One of the Swiss banks is a unit of France's Crédit Agricole. The Zurich-based unit of Crédit Agricole will have to pay US $99.2 million (approx. AU$138 million) while Dreyfus Sons & Co Ltd has $24.2 million (approx. AU$ 34 million) in fine and Banquiers will pay US$7.7 million (approx. AU$10 million). The last two are based in Basel, Switzerland, reports Reuters. However, the Swiss banks did not react.
Voluntary disclosure
The banks are offered an escape net from legal action under a voluntary program of the Justice Department launched in 2013. Under this, Swiss banks can resolve potential criminal charges by disclosing cross-border activities on concealed assets of US bank account holders. The program seeks detailed information from the Swiss banks on the accounts maintained by US taxpayers that are under investigation.
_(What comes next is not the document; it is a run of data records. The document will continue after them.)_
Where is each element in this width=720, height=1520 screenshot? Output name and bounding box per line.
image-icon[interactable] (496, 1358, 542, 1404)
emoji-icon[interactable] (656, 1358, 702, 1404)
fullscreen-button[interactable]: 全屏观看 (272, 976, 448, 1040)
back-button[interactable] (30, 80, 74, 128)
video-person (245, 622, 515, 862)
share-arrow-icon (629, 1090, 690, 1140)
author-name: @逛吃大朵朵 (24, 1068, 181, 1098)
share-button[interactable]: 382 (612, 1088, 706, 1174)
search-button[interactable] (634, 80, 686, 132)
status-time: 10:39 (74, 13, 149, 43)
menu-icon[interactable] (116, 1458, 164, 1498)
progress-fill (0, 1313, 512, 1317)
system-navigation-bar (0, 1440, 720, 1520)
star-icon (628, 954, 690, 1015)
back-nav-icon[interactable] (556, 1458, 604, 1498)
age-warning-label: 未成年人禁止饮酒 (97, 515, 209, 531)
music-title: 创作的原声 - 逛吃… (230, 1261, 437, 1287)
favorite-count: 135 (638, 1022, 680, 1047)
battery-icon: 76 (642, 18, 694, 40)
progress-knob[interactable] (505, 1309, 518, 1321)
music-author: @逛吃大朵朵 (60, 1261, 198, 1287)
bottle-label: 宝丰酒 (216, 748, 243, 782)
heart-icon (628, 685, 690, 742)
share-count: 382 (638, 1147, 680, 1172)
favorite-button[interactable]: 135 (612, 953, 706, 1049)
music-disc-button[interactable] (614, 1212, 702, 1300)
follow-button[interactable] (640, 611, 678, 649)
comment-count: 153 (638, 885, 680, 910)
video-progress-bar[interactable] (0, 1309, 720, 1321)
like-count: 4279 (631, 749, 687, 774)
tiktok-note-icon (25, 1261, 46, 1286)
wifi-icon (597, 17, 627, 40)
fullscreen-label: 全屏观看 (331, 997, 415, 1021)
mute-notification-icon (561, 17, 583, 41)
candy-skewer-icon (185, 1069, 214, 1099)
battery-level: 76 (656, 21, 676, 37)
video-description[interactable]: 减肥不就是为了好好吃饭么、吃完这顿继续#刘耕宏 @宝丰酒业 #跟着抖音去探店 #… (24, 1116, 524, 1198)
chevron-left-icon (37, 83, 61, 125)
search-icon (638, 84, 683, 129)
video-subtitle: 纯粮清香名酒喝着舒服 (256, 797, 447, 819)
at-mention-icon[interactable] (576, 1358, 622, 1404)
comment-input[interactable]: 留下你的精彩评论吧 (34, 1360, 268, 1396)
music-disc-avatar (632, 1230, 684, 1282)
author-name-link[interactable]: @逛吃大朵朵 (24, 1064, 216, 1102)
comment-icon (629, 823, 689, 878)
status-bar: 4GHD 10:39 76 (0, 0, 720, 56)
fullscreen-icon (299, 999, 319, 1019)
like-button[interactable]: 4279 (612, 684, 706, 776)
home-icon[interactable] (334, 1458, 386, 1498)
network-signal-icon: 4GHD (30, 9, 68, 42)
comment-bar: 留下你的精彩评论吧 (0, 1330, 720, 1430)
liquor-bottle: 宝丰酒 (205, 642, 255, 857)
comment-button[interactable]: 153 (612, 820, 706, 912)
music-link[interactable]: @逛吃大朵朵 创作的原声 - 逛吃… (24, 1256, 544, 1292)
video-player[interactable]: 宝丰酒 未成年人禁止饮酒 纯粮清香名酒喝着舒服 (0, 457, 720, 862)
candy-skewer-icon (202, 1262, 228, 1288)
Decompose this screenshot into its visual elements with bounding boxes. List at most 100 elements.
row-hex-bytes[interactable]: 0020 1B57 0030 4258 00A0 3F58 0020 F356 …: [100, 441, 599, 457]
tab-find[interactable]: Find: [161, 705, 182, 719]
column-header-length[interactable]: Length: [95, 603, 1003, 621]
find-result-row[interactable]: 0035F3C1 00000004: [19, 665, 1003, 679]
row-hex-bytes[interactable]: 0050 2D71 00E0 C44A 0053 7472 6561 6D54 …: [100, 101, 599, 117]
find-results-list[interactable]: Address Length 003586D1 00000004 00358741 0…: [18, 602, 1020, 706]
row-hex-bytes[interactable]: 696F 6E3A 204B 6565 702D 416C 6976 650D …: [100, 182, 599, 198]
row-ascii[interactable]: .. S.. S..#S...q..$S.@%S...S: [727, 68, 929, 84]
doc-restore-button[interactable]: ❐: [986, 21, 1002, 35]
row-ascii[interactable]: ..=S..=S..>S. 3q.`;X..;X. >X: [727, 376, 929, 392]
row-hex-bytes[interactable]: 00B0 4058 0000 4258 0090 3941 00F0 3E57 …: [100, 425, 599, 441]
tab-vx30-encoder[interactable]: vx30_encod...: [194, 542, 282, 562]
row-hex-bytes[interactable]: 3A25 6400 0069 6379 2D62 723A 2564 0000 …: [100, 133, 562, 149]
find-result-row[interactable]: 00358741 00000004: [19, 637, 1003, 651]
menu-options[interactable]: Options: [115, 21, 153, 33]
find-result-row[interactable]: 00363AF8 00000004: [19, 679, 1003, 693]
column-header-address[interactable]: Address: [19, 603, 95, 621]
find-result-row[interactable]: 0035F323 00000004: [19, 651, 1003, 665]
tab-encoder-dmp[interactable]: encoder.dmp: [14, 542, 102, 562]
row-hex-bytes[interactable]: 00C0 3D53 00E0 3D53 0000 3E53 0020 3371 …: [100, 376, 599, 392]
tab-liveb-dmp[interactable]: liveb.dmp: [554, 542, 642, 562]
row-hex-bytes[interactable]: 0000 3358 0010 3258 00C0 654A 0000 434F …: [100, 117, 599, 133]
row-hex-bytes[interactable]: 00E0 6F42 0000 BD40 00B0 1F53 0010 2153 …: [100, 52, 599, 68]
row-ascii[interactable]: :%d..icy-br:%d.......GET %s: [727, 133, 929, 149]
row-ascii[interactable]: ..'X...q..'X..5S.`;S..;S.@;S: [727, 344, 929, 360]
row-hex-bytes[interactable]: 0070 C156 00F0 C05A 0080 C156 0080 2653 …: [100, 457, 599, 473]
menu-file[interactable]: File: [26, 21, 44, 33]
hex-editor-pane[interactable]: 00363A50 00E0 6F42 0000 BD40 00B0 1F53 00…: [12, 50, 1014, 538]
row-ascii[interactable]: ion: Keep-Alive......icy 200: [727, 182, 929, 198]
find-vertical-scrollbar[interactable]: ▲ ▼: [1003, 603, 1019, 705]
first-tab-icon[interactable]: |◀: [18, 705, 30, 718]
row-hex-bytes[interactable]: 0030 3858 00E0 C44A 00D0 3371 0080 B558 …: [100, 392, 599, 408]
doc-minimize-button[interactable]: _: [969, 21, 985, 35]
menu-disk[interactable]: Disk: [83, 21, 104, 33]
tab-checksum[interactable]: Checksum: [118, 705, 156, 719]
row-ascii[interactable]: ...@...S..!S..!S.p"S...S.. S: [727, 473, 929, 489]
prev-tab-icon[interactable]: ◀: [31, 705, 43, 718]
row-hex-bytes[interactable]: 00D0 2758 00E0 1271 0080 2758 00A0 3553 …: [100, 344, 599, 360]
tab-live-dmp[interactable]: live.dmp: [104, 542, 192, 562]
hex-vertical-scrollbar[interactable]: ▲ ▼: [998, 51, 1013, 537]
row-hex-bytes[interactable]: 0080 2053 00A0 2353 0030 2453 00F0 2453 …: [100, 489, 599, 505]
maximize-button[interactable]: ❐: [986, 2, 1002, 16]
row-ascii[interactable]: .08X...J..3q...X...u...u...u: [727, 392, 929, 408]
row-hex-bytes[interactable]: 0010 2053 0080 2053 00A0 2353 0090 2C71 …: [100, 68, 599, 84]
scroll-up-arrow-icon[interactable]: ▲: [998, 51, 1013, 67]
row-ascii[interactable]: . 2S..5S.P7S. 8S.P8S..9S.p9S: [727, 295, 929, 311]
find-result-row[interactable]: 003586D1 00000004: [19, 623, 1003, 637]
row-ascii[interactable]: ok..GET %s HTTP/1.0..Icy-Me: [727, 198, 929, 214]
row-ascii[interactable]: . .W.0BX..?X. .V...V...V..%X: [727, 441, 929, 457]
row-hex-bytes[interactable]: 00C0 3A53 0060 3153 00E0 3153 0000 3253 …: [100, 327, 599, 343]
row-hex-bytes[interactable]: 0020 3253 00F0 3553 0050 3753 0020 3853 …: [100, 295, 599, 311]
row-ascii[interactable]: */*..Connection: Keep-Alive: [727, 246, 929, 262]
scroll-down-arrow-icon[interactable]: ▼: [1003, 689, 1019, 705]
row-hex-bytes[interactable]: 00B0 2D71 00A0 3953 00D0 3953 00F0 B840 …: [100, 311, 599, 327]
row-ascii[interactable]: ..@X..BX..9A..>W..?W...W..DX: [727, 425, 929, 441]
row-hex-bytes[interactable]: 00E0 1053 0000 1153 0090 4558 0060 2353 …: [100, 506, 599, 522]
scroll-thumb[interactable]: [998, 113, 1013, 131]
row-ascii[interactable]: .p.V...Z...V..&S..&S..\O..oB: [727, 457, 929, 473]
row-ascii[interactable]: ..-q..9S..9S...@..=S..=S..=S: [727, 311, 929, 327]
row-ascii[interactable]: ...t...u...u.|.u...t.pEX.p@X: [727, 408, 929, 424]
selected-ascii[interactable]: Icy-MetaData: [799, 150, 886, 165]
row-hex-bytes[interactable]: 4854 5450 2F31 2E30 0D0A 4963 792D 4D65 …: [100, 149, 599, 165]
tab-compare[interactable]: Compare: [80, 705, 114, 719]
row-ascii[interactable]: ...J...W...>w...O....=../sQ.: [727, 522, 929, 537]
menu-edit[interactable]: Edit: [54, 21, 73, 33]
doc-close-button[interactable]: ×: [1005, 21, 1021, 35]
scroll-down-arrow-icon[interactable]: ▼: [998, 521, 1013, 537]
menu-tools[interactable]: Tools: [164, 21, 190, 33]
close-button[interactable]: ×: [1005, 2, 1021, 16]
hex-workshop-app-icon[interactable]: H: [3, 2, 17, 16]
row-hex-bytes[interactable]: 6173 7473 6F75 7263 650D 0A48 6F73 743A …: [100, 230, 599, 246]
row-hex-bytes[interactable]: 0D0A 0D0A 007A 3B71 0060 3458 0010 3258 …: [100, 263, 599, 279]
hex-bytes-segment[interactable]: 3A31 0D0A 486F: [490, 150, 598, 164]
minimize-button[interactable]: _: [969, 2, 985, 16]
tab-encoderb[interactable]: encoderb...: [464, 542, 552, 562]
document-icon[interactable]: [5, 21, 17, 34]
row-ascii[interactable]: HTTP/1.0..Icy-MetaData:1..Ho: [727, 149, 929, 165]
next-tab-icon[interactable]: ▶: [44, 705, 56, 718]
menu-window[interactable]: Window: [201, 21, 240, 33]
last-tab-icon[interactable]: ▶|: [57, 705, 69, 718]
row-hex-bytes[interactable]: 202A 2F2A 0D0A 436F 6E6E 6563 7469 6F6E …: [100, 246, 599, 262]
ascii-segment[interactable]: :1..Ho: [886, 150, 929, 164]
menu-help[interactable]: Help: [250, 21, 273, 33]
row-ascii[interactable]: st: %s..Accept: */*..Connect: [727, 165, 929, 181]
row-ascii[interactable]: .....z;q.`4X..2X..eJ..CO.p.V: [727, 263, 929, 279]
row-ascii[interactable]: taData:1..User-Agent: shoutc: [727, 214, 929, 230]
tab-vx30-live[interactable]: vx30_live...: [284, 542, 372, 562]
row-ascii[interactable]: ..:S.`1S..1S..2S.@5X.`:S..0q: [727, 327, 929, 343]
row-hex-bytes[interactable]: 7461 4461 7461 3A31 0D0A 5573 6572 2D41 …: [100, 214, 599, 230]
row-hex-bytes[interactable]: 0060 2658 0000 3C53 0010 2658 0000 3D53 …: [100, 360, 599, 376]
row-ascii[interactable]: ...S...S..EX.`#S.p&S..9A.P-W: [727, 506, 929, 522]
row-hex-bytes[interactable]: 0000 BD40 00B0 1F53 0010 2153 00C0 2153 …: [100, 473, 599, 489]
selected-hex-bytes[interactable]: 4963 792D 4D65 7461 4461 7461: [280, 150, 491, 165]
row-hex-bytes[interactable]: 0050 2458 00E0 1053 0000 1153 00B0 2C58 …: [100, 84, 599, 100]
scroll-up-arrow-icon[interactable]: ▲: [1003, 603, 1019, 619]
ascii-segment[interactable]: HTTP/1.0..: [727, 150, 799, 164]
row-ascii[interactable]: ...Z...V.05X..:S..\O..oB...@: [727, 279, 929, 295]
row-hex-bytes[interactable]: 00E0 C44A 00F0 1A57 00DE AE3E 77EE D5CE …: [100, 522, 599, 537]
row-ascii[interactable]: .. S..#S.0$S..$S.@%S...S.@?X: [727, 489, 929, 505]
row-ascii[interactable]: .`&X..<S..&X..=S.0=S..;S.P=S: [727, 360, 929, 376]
Among the banks, Crédit Agricole handled 954 US-related accounts worth more than US$1.8 billion (approx. AU$2.5 billion) since August 2008, the Justice Department said. It said the banks were noticed for conduct that included transferring assets of some US-related accounts “in ways that concealed the U.S. connection to those accounts.”
The Justice Department also took a serious note of the practices of some banks in setting up overseas entities in places like Panama for holding client funds to conceal owners' true identities from US tax authorities.
Dormant accounts
Meanwhile, the Swiss Bankers Association posted information online with details such as names, nationalities and last-known residences of 2,600 owners of safe-deposit boxes and accounts that remained untouched for more than 60 years. For Swiss banks, dormant accounts have been a thorny issue for long. The list includes many nationalities, such as Iranians and Tunisians besides Europeans and Americans.
Swiss banks had been grappling with the problem of dormant assets for many years and were keeping them within their books without breaching laws of bank-secrecy. However, the information released on Wednesday marked a shift in Swiss regulations that came into effect in early 2015, reports The Wall Street Journal.
The Swiss bank lobby, Swiss Bankers Association, also praised the new regulations for ensuring “legal certainty to bankers” for rightful owners of inactive accounts. The office of the Swiss Banking Ombudsman was created in the 1990s, to mediate the claims on dormant assets.
In 1999, the assets left behind by Holocaust victims led to a settlement between Swiss banks such as UBS Group AG and Credit Suisse Group AG in a US $1.25 billion (approx. AU$1.6 billion) and the groups, which sought restitution of all dormant accounts.